What was advertised in a colonial American newspaper 250 years ago today?
“BOSTON: Printed every Tuesday, Thursday, and Saturday, by Z. FOWLE and I. THOMAS.”
When Isaiah Thomas published the “PROPOSALS for printing by Subscription, A new PAPER of INTELLIGENCE, entitled, THE MASSACHUSETTS SPY” in July 1770, he included advertising among the many services that his new publication would provide. “Those who chose to advertise herein,” he promised, “may depend on having their ADVERTISEMENTS inserted in a neat and conspicuous Manner, at the most reasonable rates.” He also pledged to maintain an appropriate balance between advertising and news items, never publishing one the exclusion of the other: “When there happens to be a larger Quantity of News and a greater Number of Advertisements than can be contained in one Number, at its usual Bigness,” the Massachusetts Spy “will be enlarged to double its Size at such Times, in order that our Readers may not be disappointed of Intelligence.” Advertising would not crowd out other “Intelligence,” but advertising also qualified as “Intelligence” since it delivered information to readers.
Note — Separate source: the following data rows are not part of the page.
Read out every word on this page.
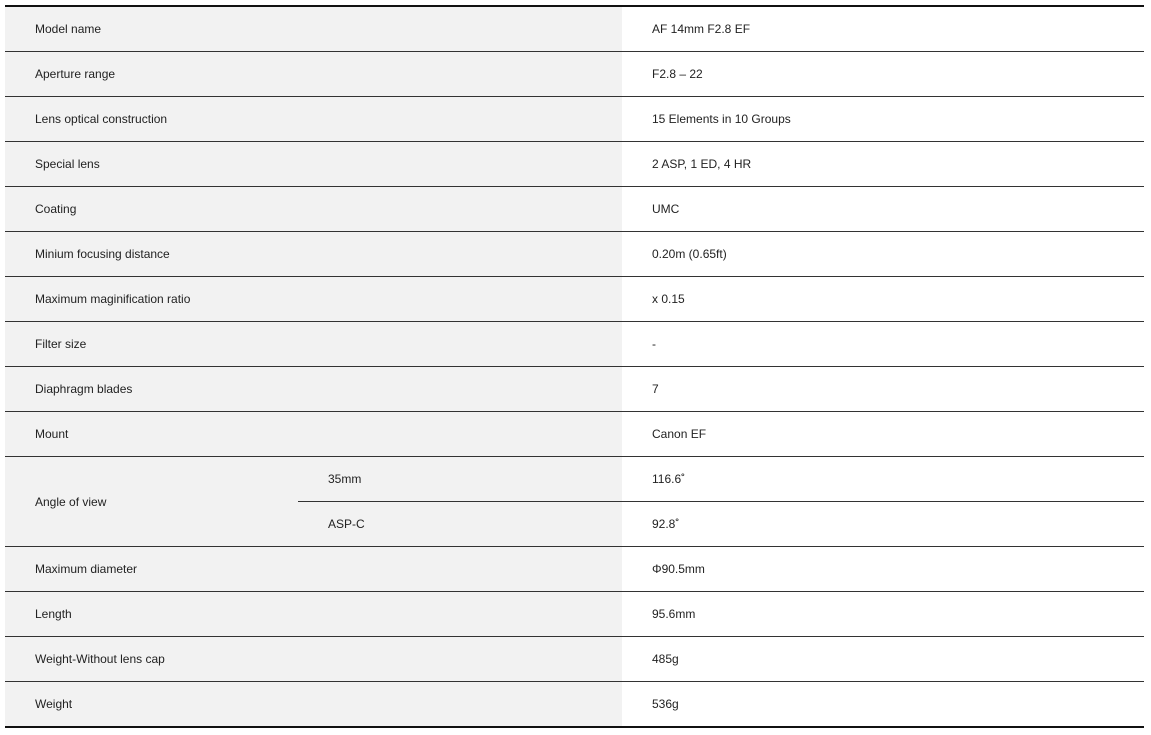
Model name	AF 14mm F2.8 EF
Aperture range	F2.8 – 22
Lens optical construction	15 Elements in 10 Groups
Special lens	2 ASP, 1 ED, 4 HR
Coating	UMC
Minium focusing distance	0.20m (0.65ft)
Maximum maginification ratio	x 0.15
Filter size	-
Diaphragm blades	7
Mount	Canon EF
Angle of view
35mm	116.6˚
ASP-C	92.8˚
Maximum diameter	Φ90.5mm
Length	95.6mm
Weight-Without lens cap	485g
Weight	536g
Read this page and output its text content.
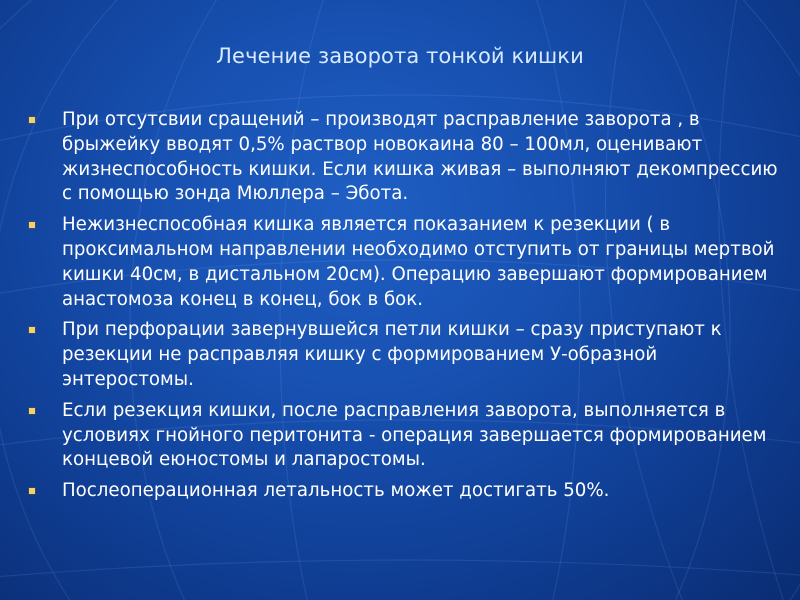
Лечение заворота тонкой кишки
При отсутсвии сращений – производят расправление заворота , в брыжейку вводят 0,5% раствор новокаина 80 – 100мл, оценивают жизнеспособность кишки. Если кишка живая – выполняют декомпрессию с помощью зонда Мюллера – Эбота.
Нежизнеспособная кишка является показанием к резекции ( в проксимальном направлении необходимо отступить от границы мертвой кишки 40см, в дистальном 20см). Операцию завершают формированием анастомоза конец в конец, бок в бок.
При перфорации завернувшейся петли кишки – сразу приступают к резекции не расправляя кишку с формированием У-образной энтеростомы.
Если резекция кишки, после расправления заворота, выполняется в условиях гнойного перитонита - операция завершается формированием концевой еюностомы и лапаростомы.
Послеоперационная летальность может достигать 50%.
Advertising also constituted an important revenue stream for printers who published newspapers, one that Thomas did not manage to cultivate in the first days of the Massachusetts Spy. The inaugural issue called on advertisers to submit their notices, but three weeks later when Thomas commenced thrice-weekly publication he did not yet have advertisements to insert alongside other “Intelligence.” In the fourth issue, distributed on August 11, 1770, the only item that even resembled an advertisement was the colophon: “BOSTON: Printed every Tuesday, Thursday, and Saturday, by Z. FOWLE and I. THOMAS.” Some printers used the colophon for more explicit descriptions of the goods and services they provided at the printing office, but Thomas opted for a streamlined format that was also popular among printers.
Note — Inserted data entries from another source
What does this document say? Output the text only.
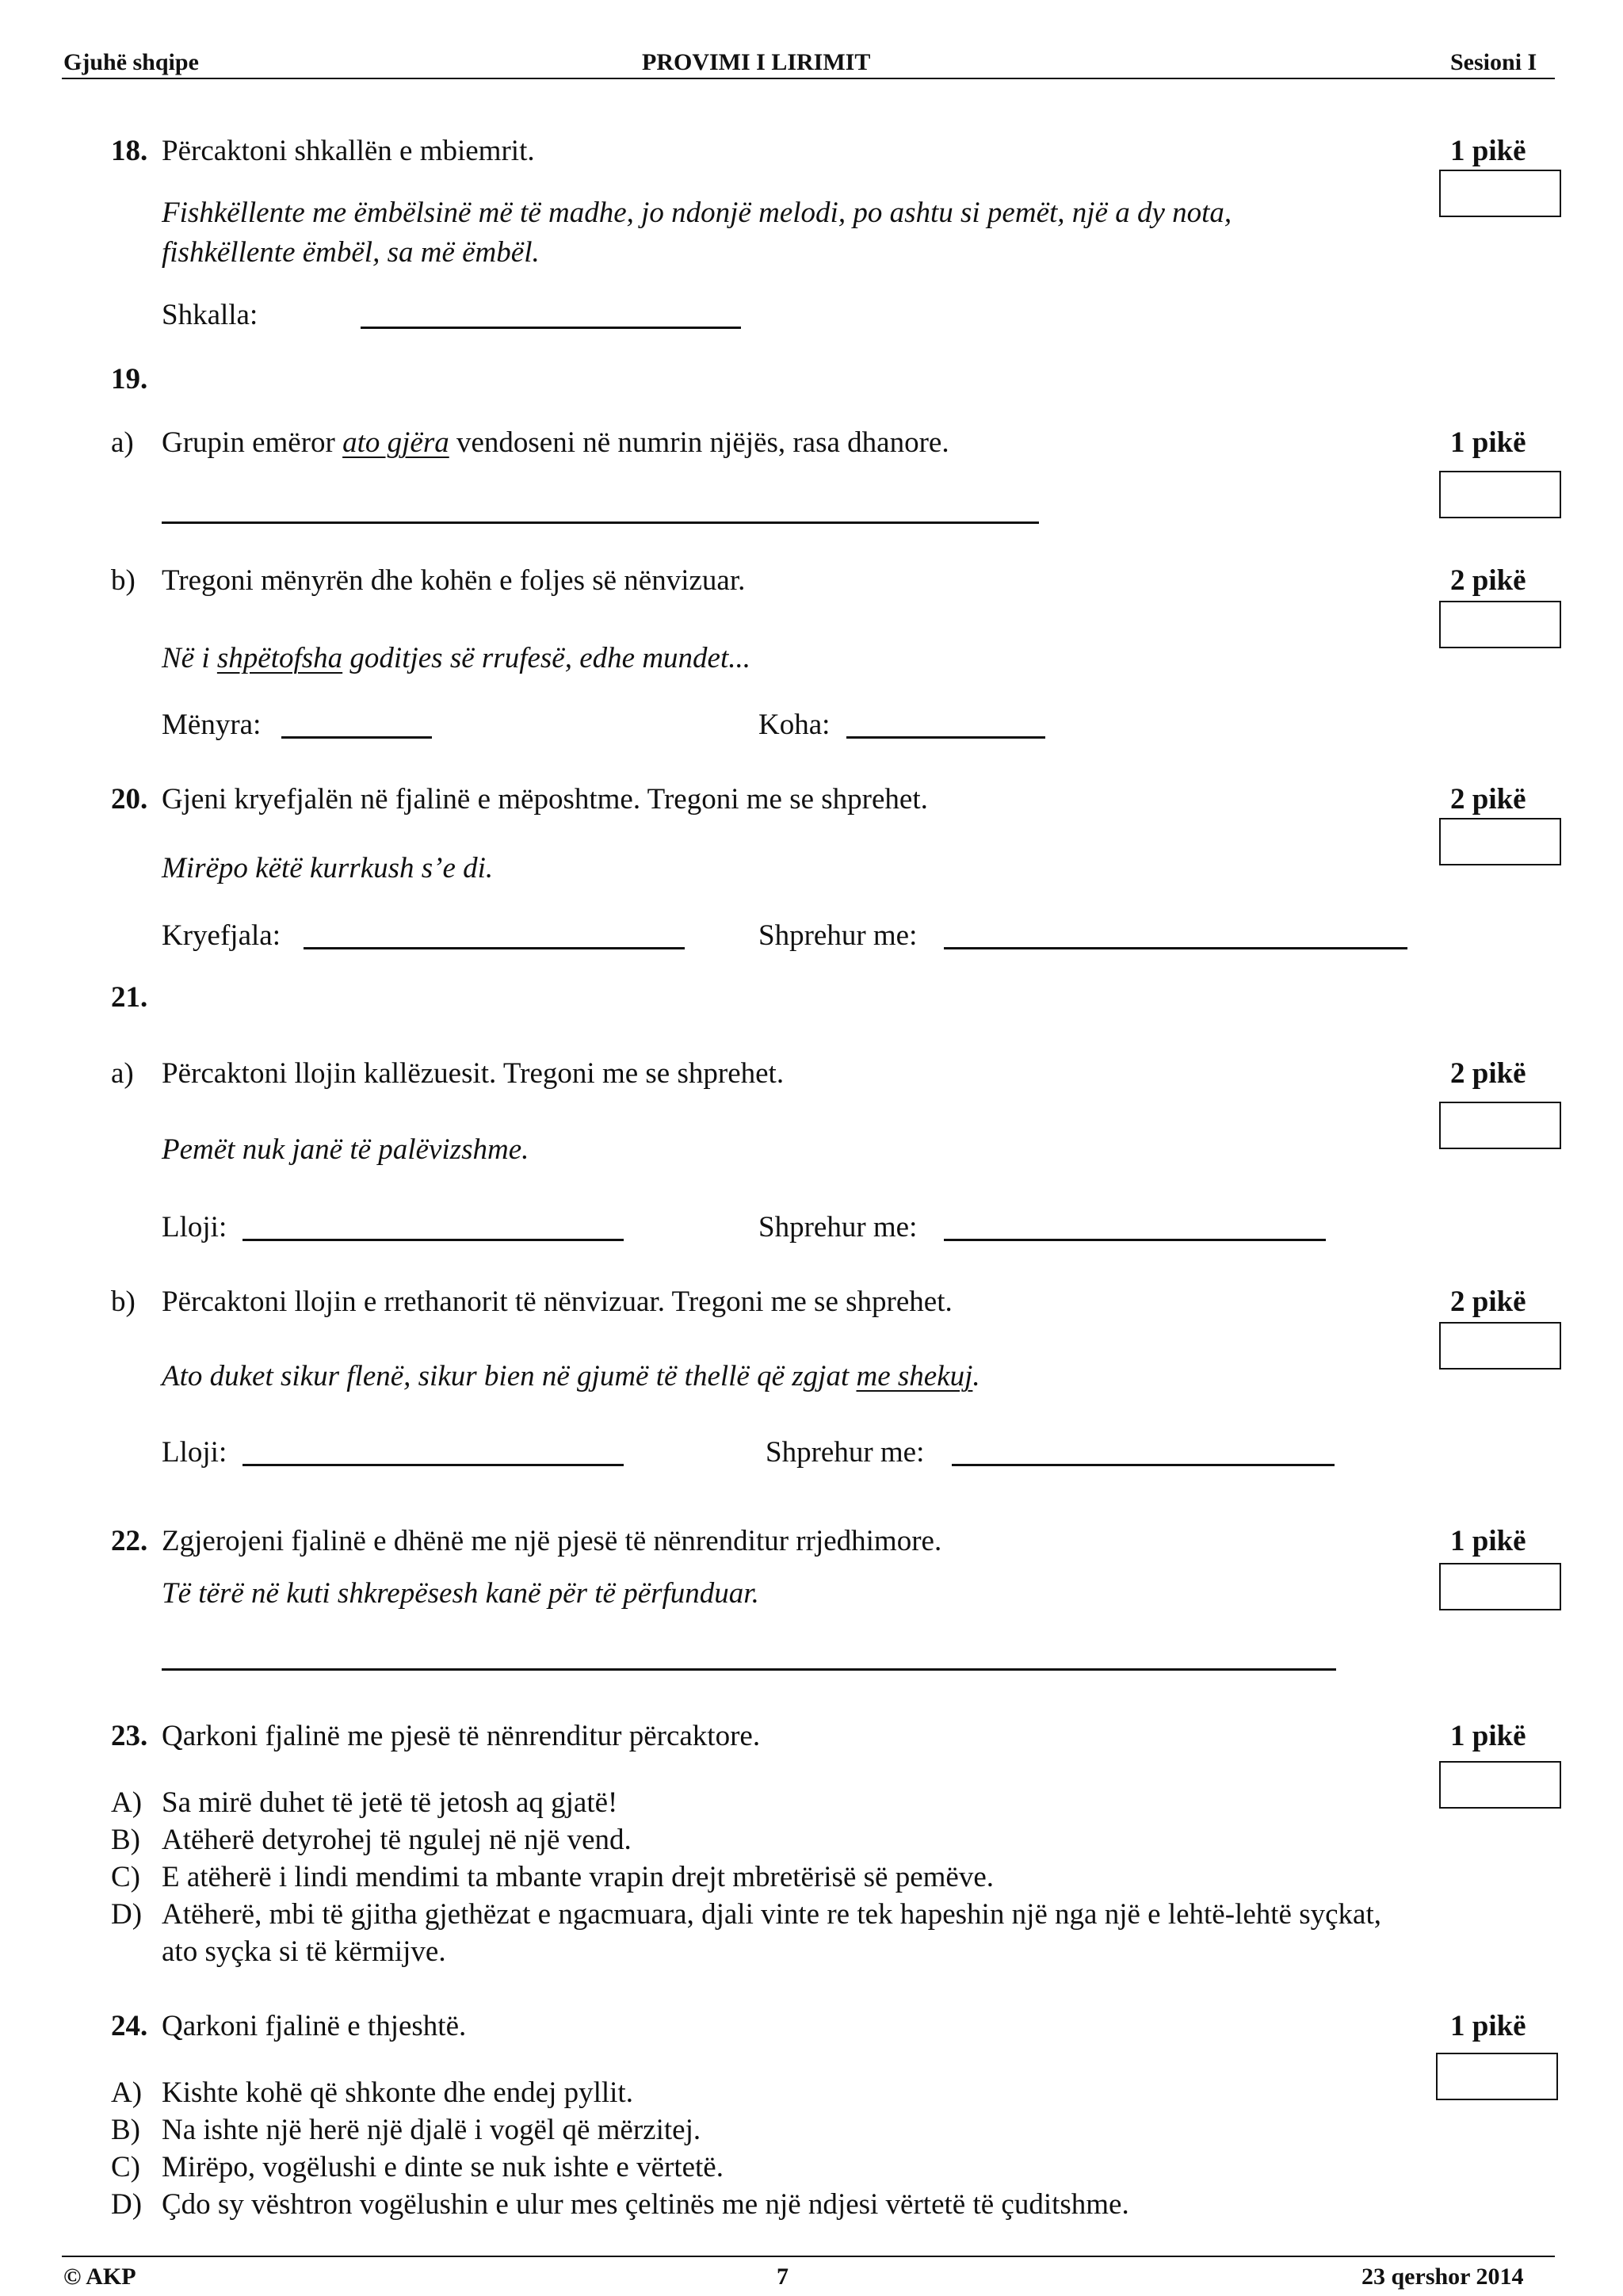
Gjuhë shqipe	PROVIMI I LIRIMIT	Sesioni I
18. Përcaktoni shkallën e mbiemrit.	1 pikë
Fishkëllente me ëmbëlsinë më të madhe, jo ndonjë melodi, po ashtu si pemët, një a dy nota,
fishkëllente ëmbël, sa më ëmbël.
Shkalla:
19.
a) Grupin emëror ato gjëra vendoseni në numrin njëjës, rasa dhanore.	1 pikë
b) Tregoni mënyrën dhe kohën e foljes së nënvizuar.	2 pikë
Në i shpëtofsha goditjes së rrufesë, edhe mundet...
Mënyra:	Koha:
20. Gjeni kryefjalën në fjalinë e mëposhtme. Tregoni me se shprehet.	2 pikë
Mirëpo këtë kurrkush s’e di.
Kryefjala:	Shprehur me:
21.
a) Përcaktoni llojin kallëzuesit. Tregoni me se shprehet.	2 pikë
Pemët nuk janë të palëvizshme.
Lloji:	Shprehur me:
b) Përcaktoni llojin e rrethanorit të nënvizuar. Tregoni me se shprehet.	2 pikë
Ato duket sikur flenë, sikur bien në gjumë të thellë që zgjat me shekuj.
Lloji:	Shprehur me:
22. Zgjerojeni fjalinë e dhënë me një pjesë të nënrenditur rrjedhimore.	1 pikë
Të tërë në kuti shkrepësesh kanë për të përfunduar.
23. Qarkoni fjalinë me pjesë të nënrenditur përcaktore.	1 pikë
A) Sa mirë duhet të jetë të jetosh aq gjatë!
B) Atëherë detyrohej të ngulej në një vend.
C) E atëherë i lindi mendimi ta mbante vrapin drejt mbretërisë së pemëve.
D) Atëherë, mbi të gjitha gjethëzat e ngacmuara, djali vinte re tek hapeshin një nga një e lehtë-lehtë syçkat,
ato syçka si të kërmijve.
24. Qarkoni fjalinë e thjeshtë.	1 pikë
A) Kishte kohë që shkonte dhe endej pyllit.
B) Na ishte një herë një djalë i vogël që mërzitej.
C) Mirëpo, vogëlushi e dinte se nuk ishte e vërtetë.
D) Çdo sy vështron vogëlushin e ulur mes çeltinës me një ndjesi vërtetë të çuditshme.
© AKP	7	23 qershor 2014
Thomas may have been frustrated but not surprised that residents of Boston did not submit advertisements as soon as he launched the Massachusetts Spy. After all, the city was one of the busiest newspaper markets in the colonies when it came to the number of publications. Thomas and the Massachusetts Spy competed with several well-established publications that regularly carried significant amounts of advertising, including the Boston Evening-Post, the Boston-Gazette, the Massachusetts Gazette and Boston Post-Boy, and the Massachusetts Gazette and Boston Weekly Mercury. The Boston Chronicle had recently folded, which may have prompted Thomas to believe there was room for a new newspaper in the city, but that publication never featured many advertisements, though in its later days that very well could have been a consequence of its strident Tory tone. The Massachusetts Spy eventually became a successful newspaper that captured its share of the market for advertisements, but in its early days advertisers waited for the new newspaper to increase its circulation numbers before investing in inserting notices in it.